Portraits of History. The Films of Sergei Loznitsa
The films of Ukranian director Sergei Loznitsa (b. 1964) are rooted in the rich tradition of avant-garde documentary so central to the history of Soviet cinema. After graduating in 1997 from the intensely selective Russian State Institute of Cinematography in Moscow, Loznitsa directed a series of striking and celebrated short films as a member of the legendary St. Petersburg Documentary Film Studio. Free of any kind of voice over or explanatory devices, Loznitsa’s short documentaries are instead pure cinematic poems whose subtle arguments are made through careful montage and arresting imagery which captures both the quickening pulse of Russia in the midst of the profound political and socio-cultural transition, and the deeper echoing rhythms of history. The lyricism and lasting melancholy of Loznitsa’s early films define a different, subtler mode of political cinema perhaps best exemplified in The Train Stop, a haunting vision of a train station waiting room filled with passengers all deep in a strange and unbroken slumber, travelers on oneiric and unexplained voyages. In 2010 Loznitsa directed his first feature film, My Joy, a dark and brilliantly trenchant road movie in which the seeming random encounters of a hapless truck driver together reveal the sharpest contradictions and troubling continuities defining 21st century Russia. Loznitsa’s second feature, In the Fog turned back in time to the searing blood-soaked battlefield that was Ukraine during the Second World War. An angry and lucid examination of the blurred borders between collaboration and patriotism, In the Fog confirmed Loznitsa as an unflinching and keenly intelligent artist able to use narrative cinema to genuinely engage politics and history. His powerful new film Maidan turns to the urgent present moment of Ukraine, capturing the nation’s still unresolved struggle through a series of epic and symphonic portraits of the massive anti-government protests that swept the nation and the violent retribution that followed.
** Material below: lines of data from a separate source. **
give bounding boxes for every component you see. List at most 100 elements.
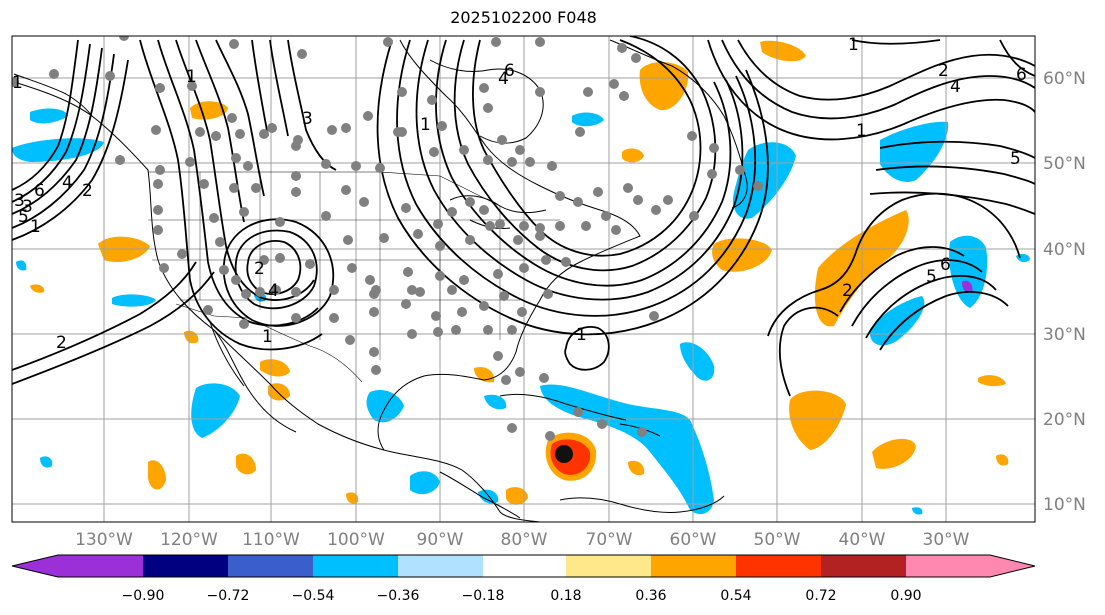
us-canada-border — [148, 171, 501, 207]
station-dot — [619, 91, 629, 101]
station-dot — [609, 79, 619, 89]
coastlines — [13, 39, 748, 522]
negative-anomaly-region — [40, 456, 53, 468]
station-dot — [451, 325, 461, 335]
longitude-label: 30°W — [923, 530, 970, 550]
contour-label: 4 — [498, 69, 509, 89]
station-dot — [479, 83, 489, 93]
station-dot — [519, 263, 529, 273]
station-dot — [593, 187, 603, 197]
contour-label: 1 — [262, 327, 273, 347]
station-dot — [341, 123, 351, 133]
station-dot — [243, 161, 253, 171]
negative-anomaly-region — [572, 112, 604, 127]
contour-line — [737, 39, 1035, 101]
latitude-label: 40°N — [1043, 240, 1086, 260]
station-dot — [203, 305, 213, 315]
colorbar-tick-label: −0.36 — [377, 588, 420, 604]
station-dot — [255, 287, 265, 297]
negative-anomaly-region — [869, 296, 925, 346]
station-dot — [597, 419, 607, 429]
station-dot — [497, 135, 507, 145]
station-dot — [369, 289, 379, 299]
station-dot — [407, 329, 417, 339]
station-dot — [155, 83, 165, 93]
colorbar-low-extension — [12, 555, 58, 577]
station-dot — [329, 313, 339, 323]
station-dot — [397, 127, 407, 137]
contour-line — [376, 39, 769, 336]
station-dot — [383, 37, 393, 47]
contour-line — [851, 259, 983, 327]
station-dot — [573, 407, 583, 417]
colorbar-tick-label: 0.54 — [720, 588, 751, 604]
station-dot — [397, 87, 407, 97]
negative-anomaly-region — [366, 389, 404, 423]
cuba-coast — [499, 393, 627, 421]
station-dot — [403, 267, 413, 277]
station-dot — [483, 325, 493, 335]
station-dot — [491, 37, 501, 47]
station-dot — [663, 195, 673, 205]
negative-anomaly-region — [680, 342, 715, 381]
map-frame — [11, 35, 1036, 523]
positive-anomaly-region — [628, 460, 645, 476]
longitude-label: 100°W — [327, 530, 385, 550]
latitude-label: 30°N — [1043, 325, 1086, 345]
station-dot — [457, 307, 467, 317]
negative-anomaly-region — [30, 108, 68, 124]
colorbar-tick-label: 0.18 — [550, 588, 581, 604]
station-dot — [735, 165, 745, 175]
contour-line — [721, 39, 1035, 120]
contour-line — [707, 39, 1035, 141]
contour-line — [12, 53, 115, 229]
negative-anomaly-region — [484, 394, 507, 410]
contour-label: 3 — [302, 109, 313, 129]
contour-line — [269, 39, 289, 137]
station-dot — [401, 203, 411, 213]
colorbar-high-extension — [906, 555, 1035, 577]
station-dot — [229, 39, 239, 49]
station-dot — [539, 373, 549, 383]
colorbar-bin — [651, 555, 736, 577]
contour-label: 2 — [254, 259, 265, 279]
contour-line — [12, 271, 215, 385]
longitude-label: 60°W — [670, 530, 717, 550]
station-dot — [535, 37, 545, 47]
colorbar-bin — [736, 555, 821, 577]
negative-anomaly-region — [12, 138, 104, 162]
station-dot — [187, 81, 197, 91]
colorbar-bin — [398, 555, 483, 577]
contour-label: 6 — [1016, 65, 1027, 85]
colorbar-tick-label: −0.54 — [292, 588, 335, 604]
station-dot — [753, 181, 763, 191]
positive-anomaly-region — [712, 238, 772, 272]
alaska-coast — [13, 73, 93, 117]
station-dot — [617, 43, 627, 53]
station-dot — [275, 253, 285, 263]
station-dot — [575, 127, 585, 137]
station-dot — [561, 257, 571, 267]
positive-anomaly-region — [789, 390, 846, 450]
negative-anomaly-region — [478, 489, 499, 504]
station-dot — [535, 231, 545, 241]
station-dot — [709, 143, 719, 153]
contour-label: 1 — [30, 217, 41, 237]
station-dot — [351, 161, 361, 171]
contour-line — [879, 291, 1009, 351]
station-dot — [363, 111, 373, 121]
station-dot — [573, 197, 583, 207]
station-dot — [241, 289, 251, 299]
contour-line — [246, 240, 302, 295]
positive-anomaly-region — [236, 453, 256, 475]
contour-labels: 1 2 3 4 5 6 1 2 3 4 1 1 1 2 4 6 5 1 2 1 … — [12, 35, 1027, 353]
station-dot — [219, 265, 229, 275]
station-dot — [291, 187, 301, 197]
station-dot — [543, 289, 553, 299]
station-dot — [119, 36, 129, 41]
contour-label: 3 — [22, 197, 33, 217]
station-dot — [369, 347, 379, 357]
station-dot — [485, 221, 495, 231]
contour-label: 2 — [938, 61, 949, 81]
station-dot — [321, 159, 331, 169]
The Harvard Film Archive is honored to welcome Sergei Loznitsa to present and discuss Maidan and My Joy and gratefully thanks and acknowledges the Flaherty Seminar and Colgate University for their collaboration on this program.– Haden Guest
Sergei Loznitsa’s visit and films are shown in concert with Lives of the Great Patriotic War, an exhibition presented by the Harvard Library and the Blavatnik Archive Foundation focusing on Jewish participation in the Soviet Armed Forces during WWII (known in Russia as the Great Patriotic War). Featuring war-time diaries, letters, photographs and contemporary oral testimonies, the exhibitions brings to life a largely unknown chapter of Jewish history: the participation of 500,000 Soviet Jewish soldiers in the fight against German fascism.